Guanacaste’s Santa Cruz, home to the development-studded beach areas of Tamarindo and Flamingo, was the canton that saw the most investment in development and construction, followed by Garabito in Puntarenas, home to the Central Pacific’s Playa Jacó, and Santa Ana and Escazú in the Central Valley.

San José, which five years ago ranked a top the list, fell to eighth.
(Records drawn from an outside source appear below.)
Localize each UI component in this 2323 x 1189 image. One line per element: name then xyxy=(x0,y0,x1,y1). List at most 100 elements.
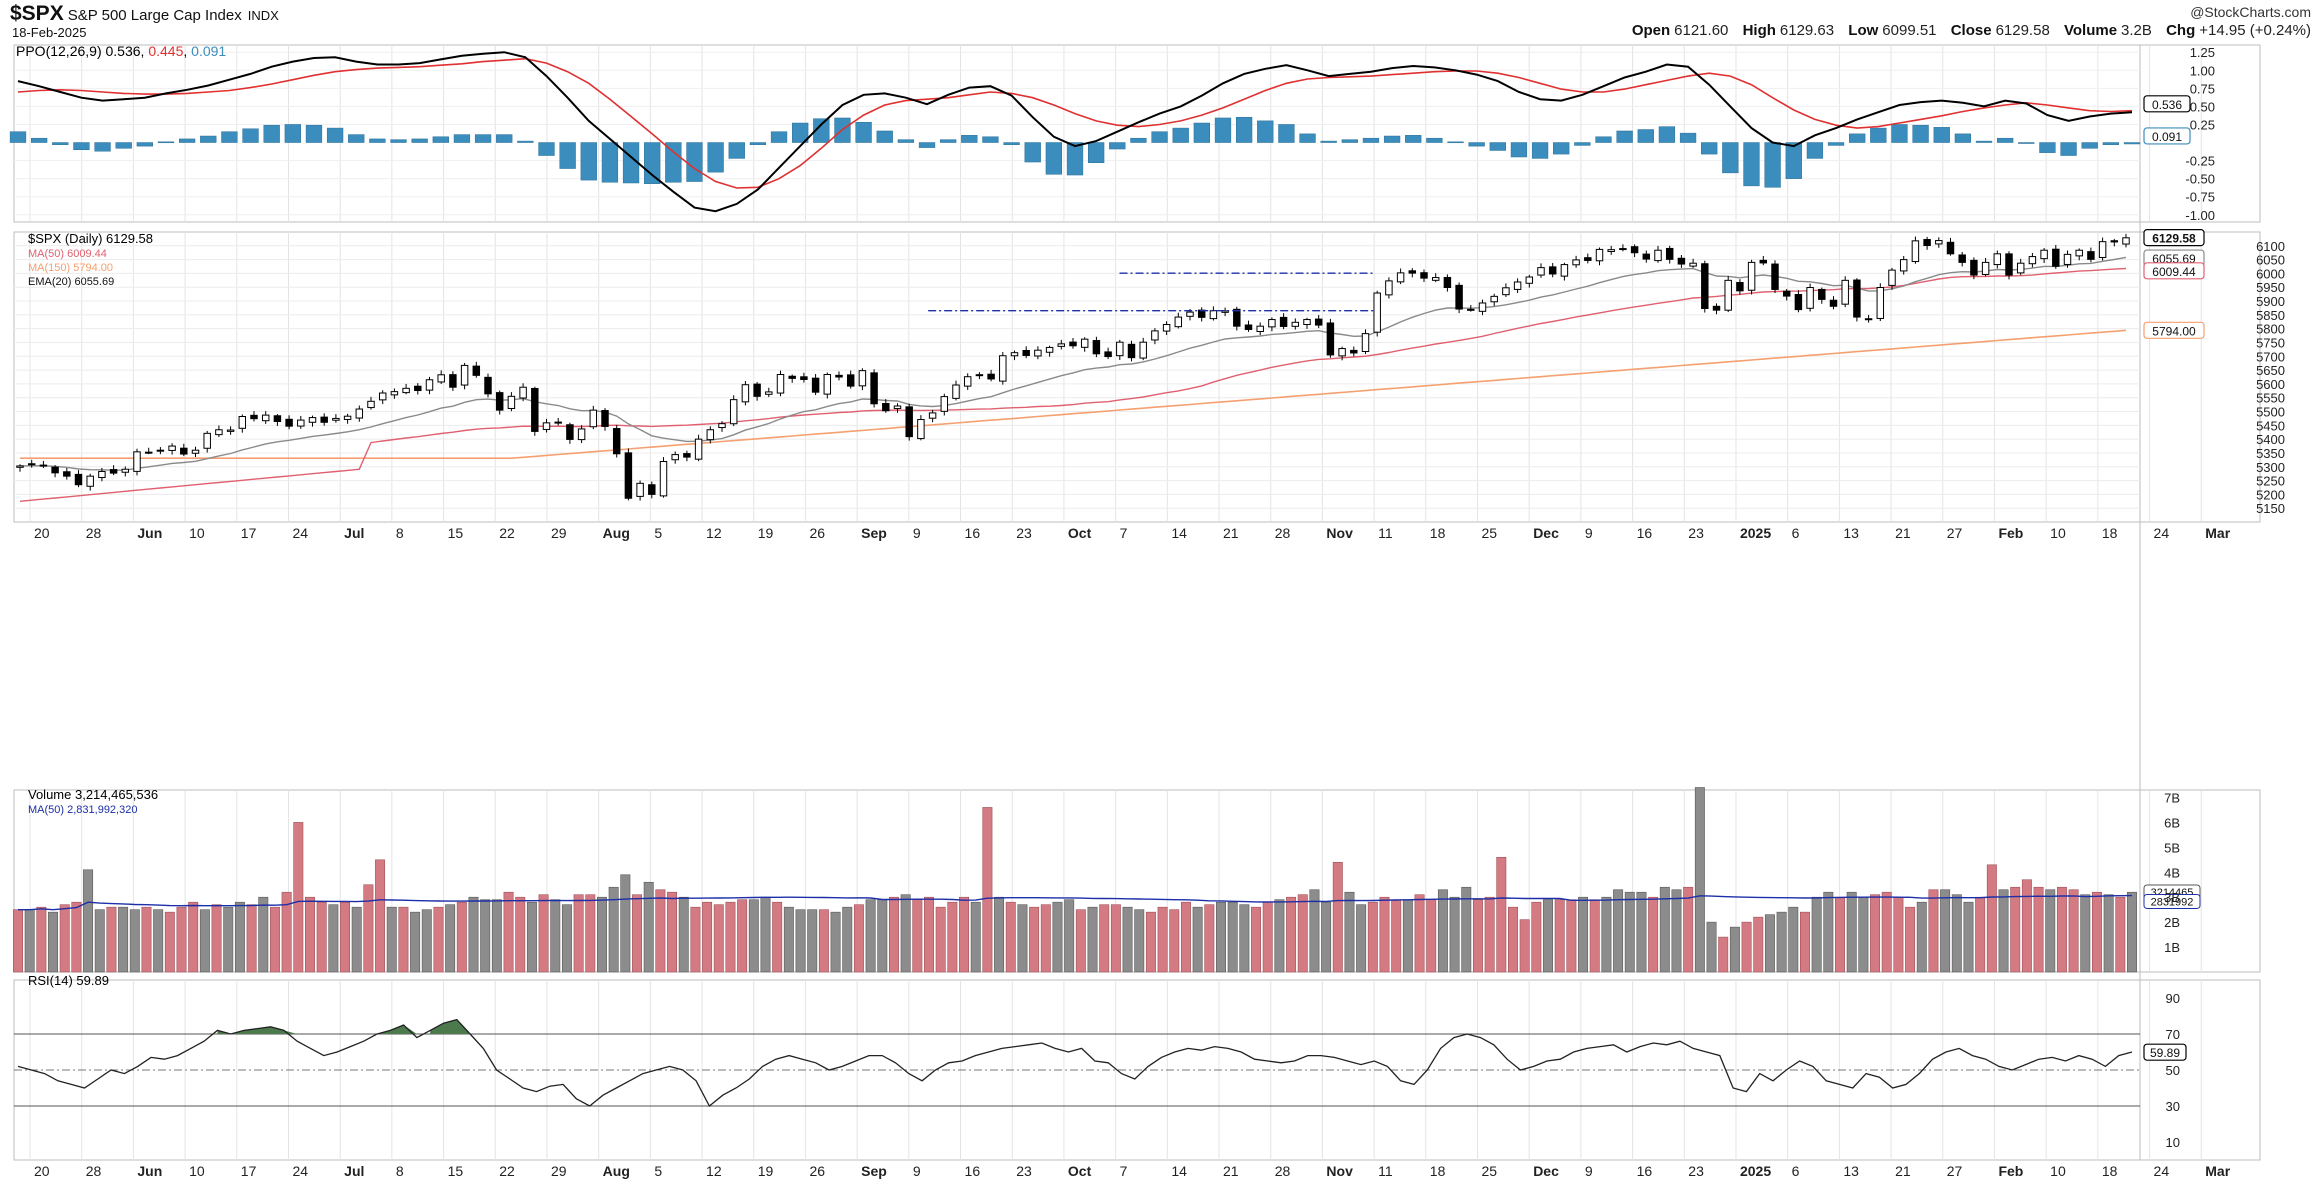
x-tick-label: Oct xyxy=(1068,1163,1092,1179)
price-tick-label: 6000 xyxy=(2256,266,2285,281)
change-value: +14.95 (+0.24%) xyxy=(2199,22,2311,39)
x-tick-label: 11 xyxy=(1378,1163,1393,1179)
x-tick-label: 21 xyxy=(1895,1163,1911,1179)
candle-up xyxy=(1525,276,1534,284)
candle-up xyxy=(1502,287,1510,296)
ppo-histogram-bar xyxy=(1595,136,1612,143)
volume-bar-up xyxy=(737,899,748,973)
rsi-overbought-fill xyxy=(430,1019,484,1034)
ppo-histogram-bar xyxy=(749,142,767,145)
volume-bar-down xyxy=(783,906,794,973)
candle-down xyxy=(1736,282,1744,292)
candle-up xyxy=(1186,311,1194,317)
ppo-histogram-bar xyxy=(1701,142,1718,155)
ppo-histogram-bar xyxy=(200,135,217,143)
volume-bar-up xyxy=(71,901,82,973)
volume-bar-up xyxy=(1928,889,1939,973)
candle-up xyxy=(952,384,960,399)
volume-bar-up xyxy=(293,822,304,973)
candle-up xyxy=(1080,338,1089,348)
ppo-histogram-bar xyxy=(1257,120,1274,143)
candle-down xyxy=(2052,248,2060,267)
candle-down xyxy=(1069,341,1077,347)
ppo-histogram-bar xyxy=(2060,142,2077,156)
x-tick-label: Jul xyxy=(344,525,364,541)
candle-down xyxy=(1712,305,1721,311)
x-tick-label: 22 xyxy=(499,525,515,541)
x-tick-label: 2025 xyxy=(1740,1163,1771,1179)
candle-up xyxy=(1045,346,1054,353)
ppo-tick-label: -0.50 xyxy=(2185,172,2215,187)
price-tick-label: 5900 xyxy=(2256,294,2285,309)
candle-up xyxy=(1490,295,1498,303)
rsi-panel[interactable]: 59.89 xyxy=(14,1018,2187,1108)
candle-up xyxy=(1151,330,1159,341)
ppo-signal-line xyxy=(17,57,2133,189)
low-label: Low xyxy=(1848,22,1879,39)
x-tick-label: Dec xyxy=(1533,1163,1559,1179)
candle-down xyxy=(1092,340,1101,355)
volume-bar-up xyxy=(632,894,642,973)
volume-bar-down xyxy=(351,906,362,973)
volume-bar-up xyxy=(947,901,958,973)
last-price-box xyxy=(2143,229,2205,247)
ppo-histogram-bar xyxy=(1024,142,1041,163)
volume-bar-up xyxy=(363,884,374,973)
volume-bar-up xyxy=(1648,896,1659,973)
candle-down xyxy=(624,452,633,499)
volume-bar-up xyxy=(1426,899,1437,973)
ppo-histogram-bar xyxy=(517,140,534,143)
volume-bar-up xyxy=(725,901,736,973)
volume-bar-up xyxy=(1975,896,1986,973)
volume-bar-up xyxy=(433,906,444,973)
x-tick-label: 10 xyxy=(189,525,205,541)
volume-bar-up xyxy=(1145,911,1156,973)
x-tick-label: 23 xyxy=(1688,525,1704,541)
volume-bar-up xyxy=(959,896,970,973)
volume-bar-down xyxy=(550,899,561,973)
volume-bar-down xyxy=(24,909,35,973)
volume-bar-up xyxy=(690,906,701,973)
volume-bar-up xyxy=(515,896,526,973)
candle-up xyxy=(2040,249,2048,260)
candle-down xyxy=(285,418,293,427)
volume-bar-down xyxy=(865,899,876,973)
x-tick-label: 15 xyxy=(448,525,464,541)
candle-down xyxy=(1279,316,1288,327)
x-tick-label: 18 xyxy=(2102,1163,2118,1179)
ma150-line xyxy=(20,329,2127,459)
x-tick-label: 16 xyxy=(1637,1163,1653,1179)
ppo-panel[interactable]: 0.536 0.091 xyxy=(9,51,2191,213)
candle-down xyxy=(1829,299,1838,307)
candle-down xyxy=(612,428,621,455)
ppo-histogram-bar xyxy=(2102,142,2120,145)
ppo-histogram-bar xyxy=(1997,137,2014,143)
volume-bar-up xyxy=(1905,906,1916,973)
candle-up xyxy=(1010,352,1019,357)
volume-bar-down xyxy=(445,904,456,973)
ppo-line xyxy=(17,51,2133,213)
ticker-symbol[interactable]: $SPX xyxy=(10,2,64,25)
x-tick-label: 14 xyxy=(1171,525,1187,541)
candle-down xyxy=(495,392,504,411)
x-tick-label: 24 xyxy=(2154,525,2170,541)
volume-bar-up xyxy=(36,906,47,973)
price-tick-label: 5650 xyxy=(2256,363,2285,378)
x-tick-label: 13 xyxy=(1843,525,1859,541)
ppo-histogram-bar xyxy=(580,142,597,181)
volume-bar-down xyxy=(620,874,631,973)
candle-up xyxy=(893,405,902,410)
ppo-tick-label: 0.50 xyxy=(2190,99,2215,114)
x-tick-label: Aug xyxy=(603,1163,630,1179)
volume-bar-down xyxy=(129,909,140,973)
brand-watermark[interactable]: @StockCharts.com xyxy=(2190,4,2311,20)
volume-bar-down xyxy=(1776,911,1787,973)
volume-bar-up xyxy=(1075,909,1086,973)
ppo-tick-label: 0.75 xyxy=(2190,81,2215,96)
x-tick-label: 22 xyxy=(499,1163,515,1179)
x-tick-label: 19 xyxy=(758,1163,774,1179)
volume-bar-down xyxy=(1729,926,1740,973)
Molina was discouraged, but not surprised, by this development, especially considering the rise of neighboring Panama City, which has seen an incredible boom in high-rise construction in recent years (see separate story).

“San José is getting depopulated,” Molina said. “We need to get people back into the center, where we can take advantage of the existing infrastructure.”

The more land that’s eaten up by ever-popular single-family homes or condos, the more expensive prices get, and the harder it becomes to turn a profit on a development project.

“We need to change our customs in this country,” he said. “We don’t need a patio and a backyard with an orange tree; we need to start building up, not out.”

Investment in construction and development projects – whether second homes or office centers – trickles through the Costa Rican economy, and not just in the need for electric wires, cement and other building materials, many of which saw dramatic increases in sales last year.

Such investment also benefits the country’s labor force; construction jobs grew by almost 10,000 in 2006, and the industry now generates almost 7% of all jobs in the country.

In addition, 32% of the loans given by Costa Rican banks to investors pertained to construction, a number that is growing year after year.

Molina feels confident that as long as waterfront land prices remain below those in more developed countries, particularly in the increasing global market of waterfront real estate, there is likely no end in sight to Costa Rica’s exponential growth in construction and foreign investment.

But he cautions that the country’s stampede of elephants in the living room – burgeoning crime, lingering trade-agreement doubts, pothole-ridden roads and red-tapeinfested government – could eventually put a damper on an otherwise bright spot in the economy.

“We need to work on our infrastructure issues if the development is to continue,” he concluded.